By JON HURDLE and ERIK ECKHOLM
Published: July 24, 2012 417 Comments
PHILADELPHIA — Msgr. William J. Lynn, the first Roman Catholic Church official in the United States to be convicted of covering up sexual abuses by priests under his supervision, was sentenced Tuesday to three to six years in prison.
Matt Rourke/Associated Press
Monsignor William J. Lynn
“You knew full well what was right, Monsignor Lynn, but you chose wrong,” Judge M. Teresa Sarmina of Common Pleas Court said as she imposed the sentence, which was just short of the maximum of three and a half to seven years. Monsignor Lynn must serve at least three years before he is eligible for parole.
Monsignor Lynn, 61, was found guilty on June 22 of child endangerment after a three-month trial that revealed efforts over decades by the Philadelphia archdiocese to play down accusations of child sexual abuse and avoid scandal. He was acquitted of conspiracy and a second child endangerment charge.

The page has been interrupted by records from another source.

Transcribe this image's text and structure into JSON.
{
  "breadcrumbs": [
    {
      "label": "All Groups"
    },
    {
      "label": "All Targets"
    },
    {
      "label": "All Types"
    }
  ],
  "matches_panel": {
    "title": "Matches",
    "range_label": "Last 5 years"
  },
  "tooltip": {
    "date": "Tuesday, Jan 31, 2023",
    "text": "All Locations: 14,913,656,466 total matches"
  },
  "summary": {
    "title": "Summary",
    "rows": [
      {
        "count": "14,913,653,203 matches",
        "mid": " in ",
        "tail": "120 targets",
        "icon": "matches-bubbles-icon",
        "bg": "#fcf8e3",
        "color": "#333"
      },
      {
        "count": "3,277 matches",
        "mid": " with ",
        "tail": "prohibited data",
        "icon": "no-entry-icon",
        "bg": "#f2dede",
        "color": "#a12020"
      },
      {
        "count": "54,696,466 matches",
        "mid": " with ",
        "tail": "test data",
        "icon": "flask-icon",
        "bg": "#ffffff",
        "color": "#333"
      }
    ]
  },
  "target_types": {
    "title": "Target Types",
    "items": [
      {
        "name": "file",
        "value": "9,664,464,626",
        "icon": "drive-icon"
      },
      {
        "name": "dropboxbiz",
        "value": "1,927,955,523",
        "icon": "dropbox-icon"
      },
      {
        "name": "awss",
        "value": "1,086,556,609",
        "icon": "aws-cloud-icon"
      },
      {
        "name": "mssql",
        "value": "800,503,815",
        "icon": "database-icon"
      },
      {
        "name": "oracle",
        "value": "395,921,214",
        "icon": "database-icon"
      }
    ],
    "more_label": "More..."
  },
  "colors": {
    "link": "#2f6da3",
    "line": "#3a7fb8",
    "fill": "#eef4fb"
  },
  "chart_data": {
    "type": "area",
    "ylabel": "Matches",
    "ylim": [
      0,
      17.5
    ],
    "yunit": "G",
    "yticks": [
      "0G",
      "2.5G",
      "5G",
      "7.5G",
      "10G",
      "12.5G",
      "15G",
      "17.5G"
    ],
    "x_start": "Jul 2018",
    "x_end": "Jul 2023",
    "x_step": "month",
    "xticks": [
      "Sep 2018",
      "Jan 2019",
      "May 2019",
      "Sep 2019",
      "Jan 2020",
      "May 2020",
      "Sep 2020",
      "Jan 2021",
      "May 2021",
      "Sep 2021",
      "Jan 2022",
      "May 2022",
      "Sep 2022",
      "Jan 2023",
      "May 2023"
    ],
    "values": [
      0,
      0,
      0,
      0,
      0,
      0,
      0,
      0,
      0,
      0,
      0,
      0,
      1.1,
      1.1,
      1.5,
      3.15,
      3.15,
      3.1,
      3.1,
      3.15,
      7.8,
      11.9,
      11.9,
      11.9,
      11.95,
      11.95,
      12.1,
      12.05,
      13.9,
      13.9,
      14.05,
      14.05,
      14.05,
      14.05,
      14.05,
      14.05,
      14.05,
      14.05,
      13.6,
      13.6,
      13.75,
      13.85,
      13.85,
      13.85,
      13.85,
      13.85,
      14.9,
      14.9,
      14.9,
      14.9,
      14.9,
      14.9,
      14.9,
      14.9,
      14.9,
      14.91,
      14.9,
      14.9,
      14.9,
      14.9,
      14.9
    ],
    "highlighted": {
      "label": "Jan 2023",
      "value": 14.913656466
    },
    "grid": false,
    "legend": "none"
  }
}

Monsignor Lynn served as secretary for clergy for the 1.5 million-member archdiocese from 1992 to 2004, recommending priest assignments and investigating abuse complaints. During the trial, prosecutors presented evidence that he had shielded predatory priests, sometimes transferring them to unwary parishes, and lied to the public to avoid bad publicity and lawsuits.
The conviction of a senior official, followed by a prison sentence, has reverberated among Catholic officials around the country, church experts said.
“I think this is going to send a very strong signal to every bishop and everybody who worked for a bishop that if they don’t do the right thing, they may go to jail,” said the Rev. Thomas J. Reese, a senior fellow at the Woodstock Theological Center at Georgetown University. “They can’t just say ‘the bishop made me do it.’ That’s not going to be an excuse that holds up in court.”
In a three-minute statement before sentencing, Monsignor Lynn, dressed in a black clerical shirt and white collar, said: “I have been a priest for 36 years, and I have done the best I can. I have always tried to help people.”
Turning toward relatives of an abuse victim in the courtroom, he said, “I hope someday that you will accept my apology.”
But he did not comment on the broader accusations that he put children at risk by repeatedly protecting “monsters in clerical garb,” as Judge Sarmina described it at the hearing.
The sentence was a victory for the Philadelphia district attorney, R. Seth Williams, who said outside the courtroom, “Many people say that the maximum still would not have been enough.”
Monsignor Lynn’s lawyer, Thomas Bergstrom, called the sentence “unbalanced.” Last week, the defense argued that a long prison sentence would be “merely cruel and unusual.”
Prosecutors argued that the gravity of Monsignor Lynn’s crime — giving known sexual predators continued access to children, causing lifelong anguish and damage to some — was “off the charts.”
Monsignor Lynn’s lawyers said they would appeal the conviction, saying that the child endangerment law at the time did not apply to supervisors and that the judge erred in allowing testimony about accusations that were beyond the statute of limitations.
In a statement Tuesday, the Archdiocese of Philadelphia said that its procedures for protecting children had improved significantly since “the events some 10 years ago that were at the center of this trial.”
It acknowledged “legitimate anger in the broad community toward any incident or enabling of sexual abuse.” But it also described the sentence as overly harsh, saying “fair-minded people will question the severity.”
“We hope that when this punishment is objectively reviewed, it will be adjusted,” it said.
After the sentencing, Ann Casey, a friend of Monsignor Lynn for 36 years, said she believed he was a scapegoat and a victim of his intense faith in the archdiocese’s leaders. “It was his vow of obedience to the church that landed him this morning in jail,” she said.
During the trial, Monsignor Lynn’s lawyers argued that he had followed the instructions of Cardinal Anthony J. Bevilacqua, who was the archbishop of Philadelphia from 1988 to 2003 and who died in January.
Monsignor Lynn’s conviction was for lax oversight of one former priest, Edward V. Avery, who spent six months in a church psychiatric center in 1993 after an abuse episode. Doctors said he should be kept away from children. But Monsignor Lynn sent him to live in a rectory and did not warn parish officials.
In 1999, Mr. Avery engaged in oral sex with a 10-year-old altar boy. He pleaded guilty to the assault just before Monsignor Lynn’s trial and was sentenced to two and a half to five years in prison.
Jon Hurdle reported from Philadelphia, and Erik Eckholm from New York.